Tout change à tout moment. Comment sans germes stables
Expliquer le lien des générations ?
Or, ces germes distincts, partout nous les voyons.

Aucune forme donc ne monte à la lumière
Sans un concours certain de force et de matière ;
Chaque atome renferme une énergie en soi,
Un pouvoir immanent et fixe.
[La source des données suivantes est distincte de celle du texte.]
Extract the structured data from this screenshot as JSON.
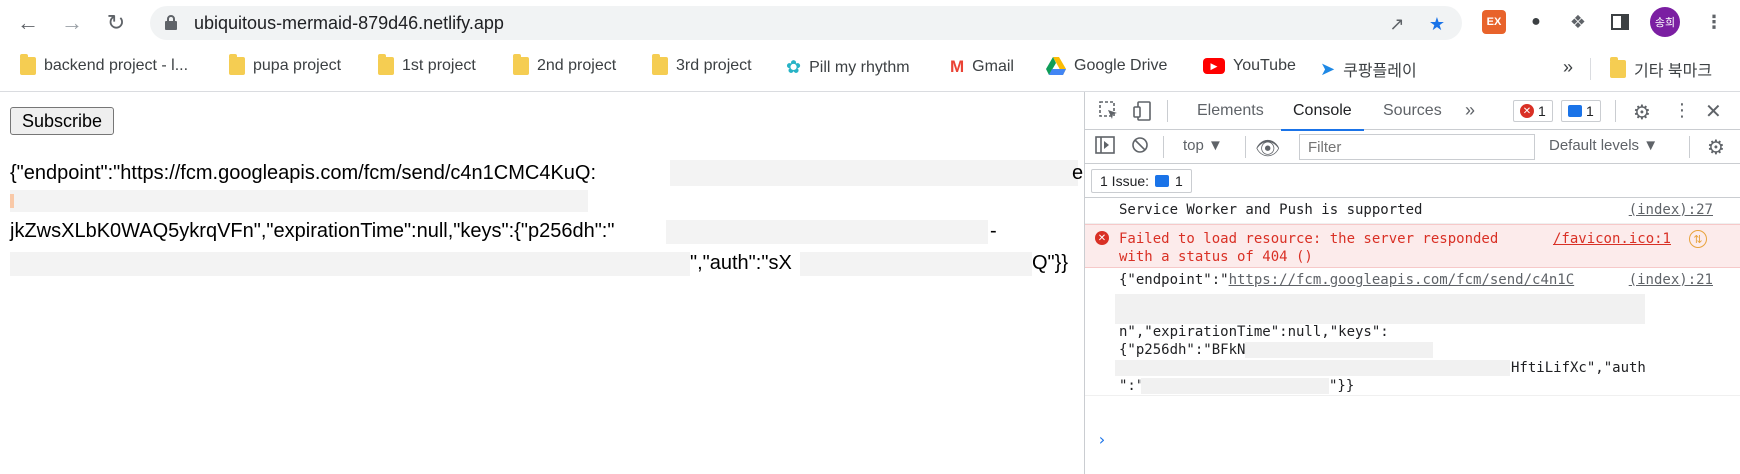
{
  "browser": {
    "url": "ubiquitous-mermaid-879d46.netlify.app",
    "profile_initials": "송희",
    "extension_ex_label": "EX"
  },
  "bookmarks": {
    "items": [
      {
        "label": "backend project - l...",
        "icon": "folder-icon"
      },
      {
        "label": "pupa project",
        "icon": "folder-icon"
      },
      {
        "label": "1st project",
        "icon": "folder-icon"
      },
      {
        "label": "2nd project",
        "icon": "folder-icon"
      },
      {
        "label": "3rd project",
        "icon": "folder-icon"
      },
      {
        "label": "Pill my rhythm",
        "icon": "pill-icon"
      },
      {
        "label": "Gmail",
        "icon": "gmail-icon"
      },
      {
        "label": "Google Drive",
        "icon": "drive-icon"
      },
      {
        "label": "YouTube",
        "icon": "youtube-icon"
      },
      {
        "label": "쿠팡플레이",
        "icon": "coupang-icon"
      }
    ],
    "overflow_label": "»",
    "other_bookmarks_label": "기타 북마크"
  },
  "page": {
    "subscribe_label": "Subscribe",
    "json_line1": "{\"endpoint\":\"https://fcm.googleapis.com/fcm/send/c4n1CMC4KuQ:",
    "json_line1_end": "e",
    "json_line3": "jkZwsXLbK0WAQ5ykrqVFn\",\"expirationTime\":null,\"keys\":{\"p256dh\":\"",
    "json_line3_end": "-",
    "json_line4_auth": "\",\"auth\":\"sX",
    "json_line4_end": "Q\"}}"
  },
  "devtools": {
    "tabs": [
      "Elements",
      "Console",
      "Sources"
    ],
    "active_tab": "Console",
    "error_count": "1",
    "message_count": "1",
    "context": "top",
    "filter_placeholder": "Filter",
    "levels_label": "Default levels",
    "issues_label": "1 Issue:",
    "issues_count": "1",
    "messages": [
      {
        "text": "Service Worker and Push is supported",
        "source": "(index):27"
      },
      {
        "text1": "Failed to load resource: the server responded",
        "text2": "with a status of 404 ()",
        "source": "/favicon.ico:1"
      },
      {
        "line1": "{\"endpoint\":\"",
        "link": "https://fcm.googleapis.com/fcm/send/c4n1C",
        "source": "(index):21",
        "line3": "n\",\"expirationTime\":null,\"keys\":",
        "line4": "{\"p256dh\":\"BFkNyl",
        "line5": "HftiLifXc\",\"auth",
        "line6a": "\":\"",
        "line6b": "\"}}"
      }
    ],
    "prompt": "›"
  }
}
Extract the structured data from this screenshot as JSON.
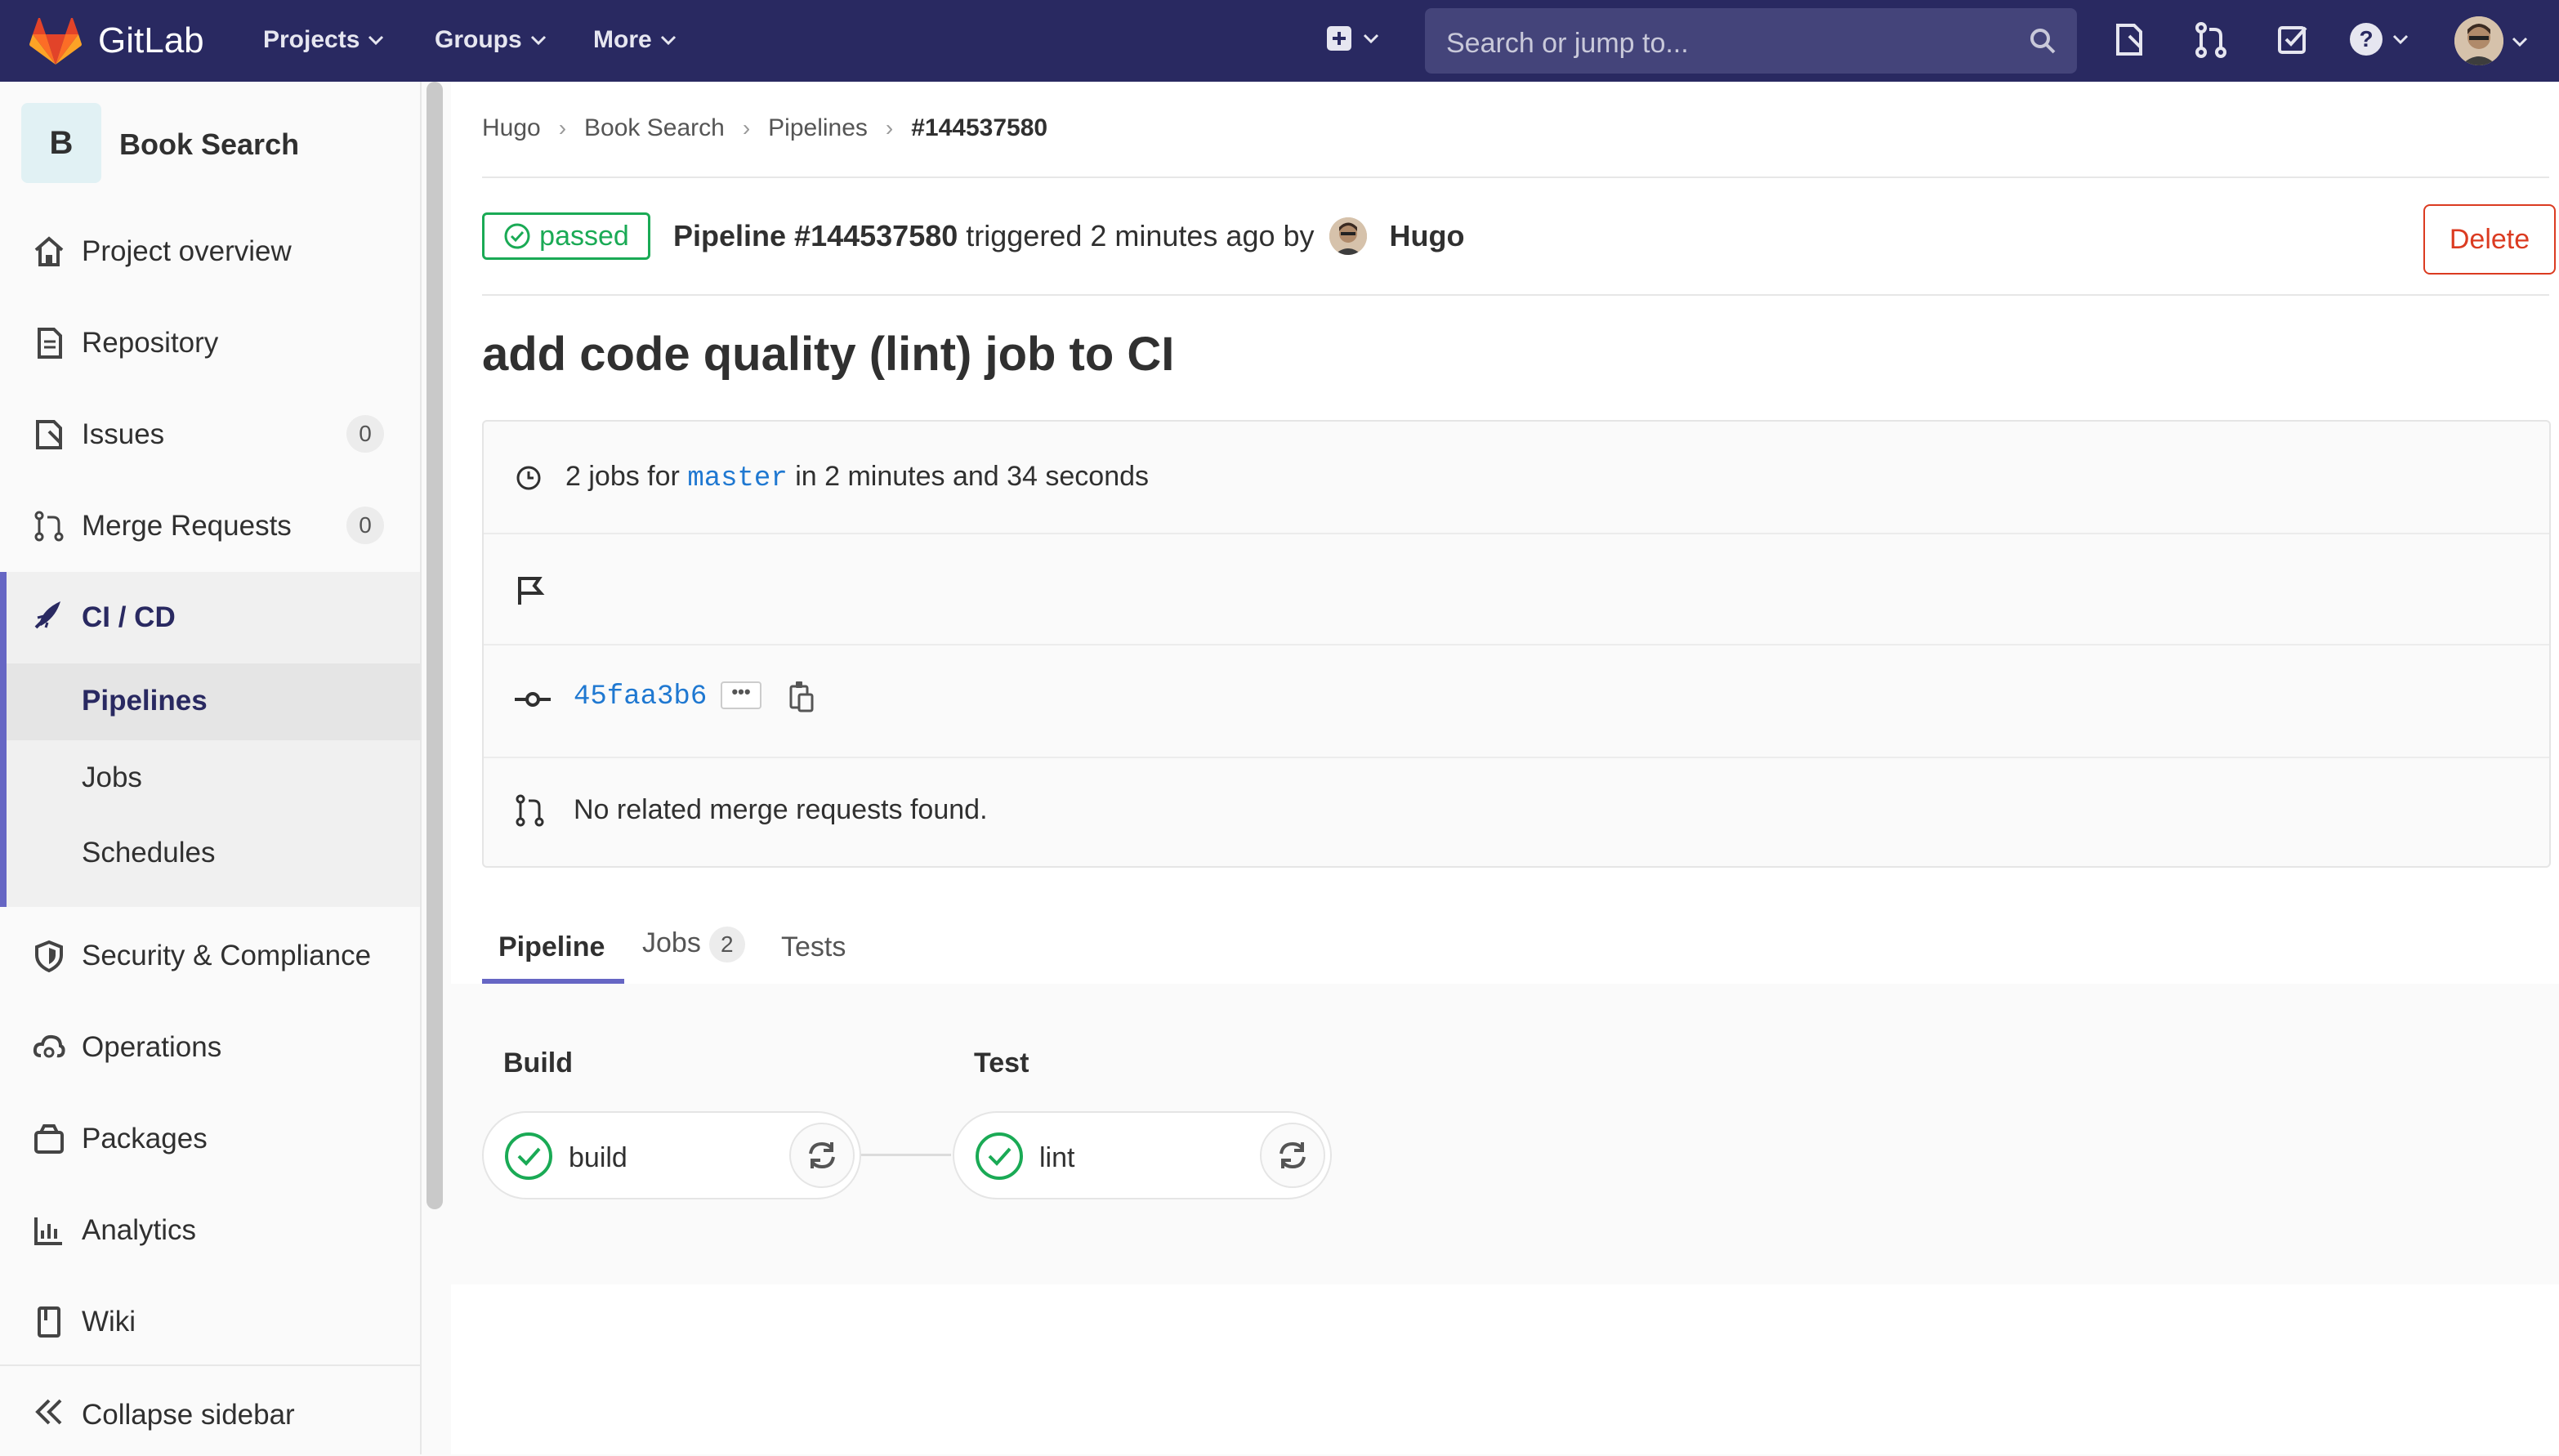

Et c’est pourquoi
Toute chose ne peut naître de toute chose.

Si le sol tour à tour donne au printemps la rose,
Le pampre au tiède automne, à l’été le froment,
C’est qu’à l’heure marquée un fécond mouvement
Groupe les éléments de la plante future.
L’embryon apparaît, et la mère Nature
Met au jour sans péril ses tendres nourrissons.

Si tout naissait de rien, que pourraient les saisons
Contre l’explosion soudaine des naissances ?
Il n’existerait plus ni germes ni substances 200
Dont la loi du milieu pût régler le concours ;
Le hasard du temps même annulerait le cours.
Tout grandirait d’un coup ; et la première enfance,
Atteindrait brusquement la pleine adolescence ;
Et l’arbre jaillirait de toute sa hauteur.
Mais c’est ce qui n’est pas ; tout croît avec lenteur,
Fidèle en sa croissance aux vertus de son germe :
Il est donc évident que chaque être renferme
Ses principes, son fond propre et substantiel.